Weihnachtswunsch für Julia

Adaja Kingsley

 

 

Für alle, die Fettnäpfe so zielsicher finden wie ich.

 

Adaja

 

Inhalt

1 Im Schnee

2 Klopf, klopf …

3 Adieu

4 Von allem befreit

5 Revenge

6 Wer zuletzt lacht …

7 Erster Weihnachtsfeiertag

8 Das Verhör

9 Die harte Realität

10 Falsches Spiel

11 Nichts als die Wahrheit

12 Aller Anfang ist schwer

13 Das Einstellungsgespräch

14 Das erste Date

15      Trügerisches Spiel

16 Der Schurke im Turm

 

Erster Akt:

Die Begegnung

1 Im Schnee

Seit letzter Nacht fällt Schnee. Wenn du jetzt durch den Wald gehst, ist er nicht mehr finster. Alle Geräusche sind gedämpft. Lautlos schweben die Flocken herab und hüllen alles in Wattemäntelchen und Puderzuckerglasur. Das Weiß deckt alles zu: Schönes und Unschönes – ohne Fragen zu stellen.
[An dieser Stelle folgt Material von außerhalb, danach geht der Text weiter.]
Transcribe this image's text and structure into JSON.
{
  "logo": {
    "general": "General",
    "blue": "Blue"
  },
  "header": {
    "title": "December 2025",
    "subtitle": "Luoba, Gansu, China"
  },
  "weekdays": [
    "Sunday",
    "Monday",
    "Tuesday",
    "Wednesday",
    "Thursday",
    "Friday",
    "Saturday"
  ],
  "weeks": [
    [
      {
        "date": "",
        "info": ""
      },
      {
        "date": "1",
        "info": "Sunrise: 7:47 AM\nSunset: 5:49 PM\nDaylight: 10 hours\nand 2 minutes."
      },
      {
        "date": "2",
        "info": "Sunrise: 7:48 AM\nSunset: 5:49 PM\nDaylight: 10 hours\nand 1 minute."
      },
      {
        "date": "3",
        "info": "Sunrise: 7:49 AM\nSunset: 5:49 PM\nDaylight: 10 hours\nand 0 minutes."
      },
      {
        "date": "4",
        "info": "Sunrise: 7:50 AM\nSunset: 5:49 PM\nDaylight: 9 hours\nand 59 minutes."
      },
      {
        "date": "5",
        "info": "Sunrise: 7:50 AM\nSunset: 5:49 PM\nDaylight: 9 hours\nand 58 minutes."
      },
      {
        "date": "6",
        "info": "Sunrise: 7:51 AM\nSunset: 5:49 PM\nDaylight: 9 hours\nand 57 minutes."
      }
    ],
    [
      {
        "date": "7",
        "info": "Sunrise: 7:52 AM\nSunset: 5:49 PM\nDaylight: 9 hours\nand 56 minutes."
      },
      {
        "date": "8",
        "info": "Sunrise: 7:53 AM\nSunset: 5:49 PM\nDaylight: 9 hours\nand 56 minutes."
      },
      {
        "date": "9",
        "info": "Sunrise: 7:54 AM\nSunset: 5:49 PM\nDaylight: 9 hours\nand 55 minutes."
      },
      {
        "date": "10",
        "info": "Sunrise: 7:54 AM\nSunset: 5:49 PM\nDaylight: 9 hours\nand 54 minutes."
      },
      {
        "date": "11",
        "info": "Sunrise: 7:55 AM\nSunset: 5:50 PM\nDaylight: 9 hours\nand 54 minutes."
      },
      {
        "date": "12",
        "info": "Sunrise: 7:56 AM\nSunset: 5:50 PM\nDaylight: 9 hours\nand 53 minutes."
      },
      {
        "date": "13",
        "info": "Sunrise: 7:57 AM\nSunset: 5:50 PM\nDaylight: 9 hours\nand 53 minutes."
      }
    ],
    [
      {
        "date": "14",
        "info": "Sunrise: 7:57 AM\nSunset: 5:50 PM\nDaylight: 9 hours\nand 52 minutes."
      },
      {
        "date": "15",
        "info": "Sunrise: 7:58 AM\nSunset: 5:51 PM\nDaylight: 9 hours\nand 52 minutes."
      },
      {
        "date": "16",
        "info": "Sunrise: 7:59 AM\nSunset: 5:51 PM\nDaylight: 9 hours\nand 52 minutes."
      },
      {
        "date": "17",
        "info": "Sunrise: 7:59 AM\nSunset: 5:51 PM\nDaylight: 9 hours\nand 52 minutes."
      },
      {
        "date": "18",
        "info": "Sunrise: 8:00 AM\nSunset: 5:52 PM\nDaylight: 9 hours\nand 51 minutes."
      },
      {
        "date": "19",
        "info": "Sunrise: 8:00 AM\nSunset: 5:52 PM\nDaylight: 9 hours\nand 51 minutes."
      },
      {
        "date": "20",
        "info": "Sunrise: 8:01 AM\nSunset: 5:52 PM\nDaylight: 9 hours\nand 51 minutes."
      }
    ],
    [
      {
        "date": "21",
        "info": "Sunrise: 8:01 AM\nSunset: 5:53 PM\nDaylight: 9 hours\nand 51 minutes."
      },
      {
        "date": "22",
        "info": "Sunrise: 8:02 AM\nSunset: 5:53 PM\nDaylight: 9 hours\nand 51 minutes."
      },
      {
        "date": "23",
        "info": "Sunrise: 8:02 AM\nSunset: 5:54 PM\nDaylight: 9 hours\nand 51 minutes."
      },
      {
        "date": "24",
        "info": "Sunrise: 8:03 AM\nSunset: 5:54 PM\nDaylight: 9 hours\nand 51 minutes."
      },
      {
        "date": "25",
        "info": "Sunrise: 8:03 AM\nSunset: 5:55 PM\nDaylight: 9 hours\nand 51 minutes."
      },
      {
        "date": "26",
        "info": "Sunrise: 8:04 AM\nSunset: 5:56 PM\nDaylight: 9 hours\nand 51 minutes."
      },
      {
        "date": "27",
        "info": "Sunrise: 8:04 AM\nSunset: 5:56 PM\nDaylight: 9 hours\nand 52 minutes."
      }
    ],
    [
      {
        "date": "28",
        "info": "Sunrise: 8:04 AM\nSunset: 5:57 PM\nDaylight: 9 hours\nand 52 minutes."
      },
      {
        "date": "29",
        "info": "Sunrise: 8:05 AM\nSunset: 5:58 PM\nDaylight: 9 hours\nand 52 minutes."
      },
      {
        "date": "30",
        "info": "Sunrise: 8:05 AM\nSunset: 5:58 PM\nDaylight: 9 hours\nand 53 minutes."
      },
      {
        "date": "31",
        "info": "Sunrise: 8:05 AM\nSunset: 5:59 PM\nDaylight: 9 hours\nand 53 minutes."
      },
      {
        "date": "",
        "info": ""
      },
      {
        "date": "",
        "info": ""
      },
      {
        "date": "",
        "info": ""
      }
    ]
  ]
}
Inmitten dieser zauberhaften Winterillusion lausche ich dem Knirschen des Schnees unter meinen Sohlen. Eisiger Wind bläst dicke Flocken unter meinen Schal. Doch ich lasse mich nicht davon beirren und marschiere in die Richtung, von der ich hoffe, dass sie mich ans Ziel bringt. Mittlerweile sind meine Füße zu kalt, um sie überhaupt noch zu spüren. Kein Wunder, denn meine Kleidung ist völlig ungeeignet, um durch den Wald zu stapfen. Die dünnen Lederstiefeletten eignen sich im Winter allenfalls, um damit im Büro zu sitzen, und genau das ist auch mein Plan gewesen.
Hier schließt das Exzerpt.